No a priori knowledge of the number of bins, or the distance between bins, is required. This approach relies on the relative difference between (sorted) elements of the data, and works well when the difference between clusters is bigger than the difference between elements within a cluster.
CLUSTERS = clusterData(DATA);
Operates column-by-column. An optional input allows you to specify the sensitivity of each columnwise clustering. Additional outputs also specify the indices of the cluster each row of data, and the bounds used to separate them.
Each column may have a different interpretation. For instance, an Mx4 array of data may represent x-data in the first column, y- in the second, z- in the third, and t- in the fourth. Returns a Px1 cell array, CLUSTERS, specifying the data points in each of the P clusters detected.
The final clustering utilizes all columns.
NOTE: This submission incorporates, expands, and replaces my earlier submission ezCluster.
clusterData works on vectors, not on matrices. Well, sort of. If you input a non-vector matrix, it clusters each column, and then clusters based on the columnwise clustering. What do your data represent?
how I can cluster a dataset of 1700X400 matrix.?
Shall I directly run this code upon my dataset?
please can you indicate me how can i obtain the number of clusters?
Ah thanks for the catch Brett, just got around to run the code.
I didn’t spend a lot of time trying to understand your data, but I did manage to cluster them in less than 1 second, using clusterData. I noticed that your column 2 isn’t fully filled out. I think that’s why you’re seeing the long delay when you include column 2. If you were to exclude the pairs with missing values, it would process a lot faster. (In fact, I’m not sure how I treated missing variables. Maybe as NaNs.)
Let me know if the clustering you get with
[clusters,clusterInds,clusterBounds] = clusterData(Binningbydensity(1:3216,:));
works for you. (Those are the rows without missing column-two values.)
If I use your suggested method would it just group data together based on densities and not consider the relative distance of the data between each other? For example let’s just say the data ranges from 1 to 10. The observations of 1 are the same as 10. Observations in between are markedly different, would your function then just put 1 & 10 in the same bin?
For my purposes, I would just want to group bins that are adjacent of the same/similar density together.
I also included a web link for my data just to give you an idea of what kind of data I am dealing with. I provided 2 cols, each is a different random variable.
Another question is that for the dataset on the 2nd column it seem to run for a particularly long time, the data are just integers centering around 1 with dispersion to as far as 7, any work around for that?
@tsan: Hi Tsan,
It's difficult to comment without seeing your data, but it sounds like you could just create and analyze a vector of densities. ClusterData will spit out the indices for the groupings. (You may need to tweak the sensitivity.)

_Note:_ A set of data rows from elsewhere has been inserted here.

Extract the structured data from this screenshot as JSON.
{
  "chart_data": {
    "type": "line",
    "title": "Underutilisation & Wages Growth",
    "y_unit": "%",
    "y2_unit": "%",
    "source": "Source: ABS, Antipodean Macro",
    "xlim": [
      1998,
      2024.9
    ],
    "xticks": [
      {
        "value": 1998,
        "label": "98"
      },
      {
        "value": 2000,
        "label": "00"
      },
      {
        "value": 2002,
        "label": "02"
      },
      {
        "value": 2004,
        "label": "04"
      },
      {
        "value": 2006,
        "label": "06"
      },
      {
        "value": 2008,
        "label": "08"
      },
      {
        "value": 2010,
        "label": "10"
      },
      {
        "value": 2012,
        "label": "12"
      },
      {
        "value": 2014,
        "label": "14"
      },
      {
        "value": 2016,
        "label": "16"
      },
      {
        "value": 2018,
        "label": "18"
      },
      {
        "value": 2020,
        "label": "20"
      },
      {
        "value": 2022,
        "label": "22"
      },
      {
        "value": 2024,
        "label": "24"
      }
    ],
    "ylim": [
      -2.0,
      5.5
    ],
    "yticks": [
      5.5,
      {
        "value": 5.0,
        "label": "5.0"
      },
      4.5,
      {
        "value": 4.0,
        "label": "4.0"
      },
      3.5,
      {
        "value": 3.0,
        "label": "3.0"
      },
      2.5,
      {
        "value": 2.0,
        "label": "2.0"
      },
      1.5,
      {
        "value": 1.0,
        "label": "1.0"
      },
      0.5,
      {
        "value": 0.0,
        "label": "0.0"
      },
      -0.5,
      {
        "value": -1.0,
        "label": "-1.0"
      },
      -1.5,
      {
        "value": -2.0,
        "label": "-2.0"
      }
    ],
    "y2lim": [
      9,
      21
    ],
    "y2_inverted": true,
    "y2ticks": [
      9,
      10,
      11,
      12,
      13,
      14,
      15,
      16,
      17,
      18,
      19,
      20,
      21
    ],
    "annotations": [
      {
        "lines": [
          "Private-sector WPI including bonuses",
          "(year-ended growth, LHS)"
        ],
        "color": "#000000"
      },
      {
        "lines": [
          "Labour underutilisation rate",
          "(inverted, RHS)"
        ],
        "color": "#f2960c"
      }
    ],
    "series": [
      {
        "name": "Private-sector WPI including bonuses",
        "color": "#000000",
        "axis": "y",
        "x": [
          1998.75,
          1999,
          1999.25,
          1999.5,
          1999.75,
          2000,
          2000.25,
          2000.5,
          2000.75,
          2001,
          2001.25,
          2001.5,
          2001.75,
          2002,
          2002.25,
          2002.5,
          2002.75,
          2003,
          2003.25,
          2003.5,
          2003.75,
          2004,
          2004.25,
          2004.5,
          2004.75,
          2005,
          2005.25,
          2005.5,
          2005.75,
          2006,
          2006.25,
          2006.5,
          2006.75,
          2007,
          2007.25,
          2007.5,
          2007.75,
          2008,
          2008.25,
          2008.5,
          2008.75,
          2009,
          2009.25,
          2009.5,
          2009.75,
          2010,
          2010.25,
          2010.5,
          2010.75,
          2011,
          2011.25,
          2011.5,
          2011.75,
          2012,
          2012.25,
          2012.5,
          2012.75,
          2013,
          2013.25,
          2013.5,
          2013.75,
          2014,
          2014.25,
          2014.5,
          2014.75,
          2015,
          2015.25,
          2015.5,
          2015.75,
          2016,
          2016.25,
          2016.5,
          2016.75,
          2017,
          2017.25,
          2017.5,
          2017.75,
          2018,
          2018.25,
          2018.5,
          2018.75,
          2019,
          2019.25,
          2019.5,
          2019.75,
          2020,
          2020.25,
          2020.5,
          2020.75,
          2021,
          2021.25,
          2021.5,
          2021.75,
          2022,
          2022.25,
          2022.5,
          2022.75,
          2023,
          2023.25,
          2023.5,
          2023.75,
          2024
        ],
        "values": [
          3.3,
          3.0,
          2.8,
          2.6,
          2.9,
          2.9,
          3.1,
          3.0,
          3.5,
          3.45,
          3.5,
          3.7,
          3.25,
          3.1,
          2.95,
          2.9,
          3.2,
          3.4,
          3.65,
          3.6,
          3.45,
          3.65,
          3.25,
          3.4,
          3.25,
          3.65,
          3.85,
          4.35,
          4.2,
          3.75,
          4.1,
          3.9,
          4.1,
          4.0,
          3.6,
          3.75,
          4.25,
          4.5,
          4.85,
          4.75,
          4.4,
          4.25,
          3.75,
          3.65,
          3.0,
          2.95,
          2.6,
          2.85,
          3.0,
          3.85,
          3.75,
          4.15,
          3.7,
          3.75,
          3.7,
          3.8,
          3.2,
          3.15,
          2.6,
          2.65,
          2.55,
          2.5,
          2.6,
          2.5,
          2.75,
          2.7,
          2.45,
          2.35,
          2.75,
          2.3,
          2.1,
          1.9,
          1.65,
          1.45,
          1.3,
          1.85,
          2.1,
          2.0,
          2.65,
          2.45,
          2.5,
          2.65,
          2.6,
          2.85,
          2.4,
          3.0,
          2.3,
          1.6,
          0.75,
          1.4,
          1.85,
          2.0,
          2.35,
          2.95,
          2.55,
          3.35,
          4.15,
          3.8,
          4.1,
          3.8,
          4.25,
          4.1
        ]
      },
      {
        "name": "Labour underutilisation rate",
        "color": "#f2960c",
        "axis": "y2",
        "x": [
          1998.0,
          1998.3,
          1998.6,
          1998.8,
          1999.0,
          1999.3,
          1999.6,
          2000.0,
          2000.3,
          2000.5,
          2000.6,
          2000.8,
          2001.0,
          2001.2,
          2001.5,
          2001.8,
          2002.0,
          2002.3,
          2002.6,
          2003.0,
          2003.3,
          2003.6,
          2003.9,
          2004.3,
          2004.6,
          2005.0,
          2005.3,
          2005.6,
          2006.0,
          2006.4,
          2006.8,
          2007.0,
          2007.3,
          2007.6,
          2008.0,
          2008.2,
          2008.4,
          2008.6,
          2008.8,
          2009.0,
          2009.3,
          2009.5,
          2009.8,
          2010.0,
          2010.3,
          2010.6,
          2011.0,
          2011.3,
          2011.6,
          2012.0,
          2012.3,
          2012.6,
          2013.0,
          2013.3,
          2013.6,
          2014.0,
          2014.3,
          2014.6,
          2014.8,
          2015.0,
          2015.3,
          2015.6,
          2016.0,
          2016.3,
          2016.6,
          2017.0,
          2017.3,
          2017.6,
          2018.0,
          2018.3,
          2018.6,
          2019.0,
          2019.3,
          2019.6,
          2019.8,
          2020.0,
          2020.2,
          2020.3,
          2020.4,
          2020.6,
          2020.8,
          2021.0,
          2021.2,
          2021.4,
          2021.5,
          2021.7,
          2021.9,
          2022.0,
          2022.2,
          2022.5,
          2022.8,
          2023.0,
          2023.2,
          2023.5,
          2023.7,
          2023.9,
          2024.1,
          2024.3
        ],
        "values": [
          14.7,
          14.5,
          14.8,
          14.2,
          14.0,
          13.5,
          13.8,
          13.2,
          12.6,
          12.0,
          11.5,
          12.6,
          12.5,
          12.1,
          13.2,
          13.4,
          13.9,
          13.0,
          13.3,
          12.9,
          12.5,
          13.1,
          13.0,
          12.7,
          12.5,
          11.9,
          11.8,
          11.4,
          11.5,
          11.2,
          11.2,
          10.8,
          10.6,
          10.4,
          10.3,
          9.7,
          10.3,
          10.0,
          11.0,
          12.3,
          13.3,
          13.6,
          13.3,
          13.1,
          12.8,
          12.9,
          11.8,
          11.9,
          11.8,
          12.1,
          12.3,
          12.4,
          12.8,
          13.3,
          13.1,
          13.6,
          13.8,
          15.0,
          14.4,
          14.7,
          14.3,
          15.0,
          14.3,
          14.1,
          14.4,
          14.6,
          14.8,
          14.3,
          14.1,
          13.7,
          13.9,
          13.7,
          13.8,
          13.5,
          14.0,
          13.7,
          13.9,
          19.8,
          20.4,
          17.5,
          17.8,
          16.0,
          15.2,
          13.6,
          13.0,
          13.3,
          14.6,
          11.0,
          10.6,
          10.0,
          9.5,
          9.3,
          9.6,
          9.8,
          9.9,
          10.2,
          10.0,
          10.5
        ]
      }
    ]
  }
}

Great code, I got a question on how I could use the code for my purposes:
How would you recommend I could use the code if I am looking to bin a sample of data together based on its density (Number of Occurrence/ Length of edge). And the length of the edges are determined by if the adjacent data groups have similar density. (Similar density are grouped together, but if the neighboring bin is 40% more or less in density, it would require another bin).
It seems like what your code is doing is grouping data based on how close they are to each other.
Haha. My data set is supposed to give me an array of numbers, but sometimes I got a singleton. That's how I found out. By the way, excellent submission!
thank you for your submission!
Hmmm. Well, that's clearly a "bug" in the sense that I could have dealt with that case more gracefully, but then--well, let's just say that I never anticipated that anyone would try to cluster a single scalar. :)
It seems like the program get stuck (running forever) when I try to cluster a singleton, say clusterData(3).
Han, did you find some problem with the submission that led you to rate this so poorly? Do you have any comments to share that might help me understand why it merits a two-star rating?
Very cool submission. I was searching different options to kind 'k' automatically in the k-means. This submission does it nicely.
PLEASE NOTE that this code uses tildes for argument placeholders. As such, it will not work without modification on releases prior to R2009b. Feel free to edit the code, or upgrade to a newer MATLAB!!!
Modified the help to correct a doc bug. Higher sensitivity results in fewer clusters, not more. (No code change.)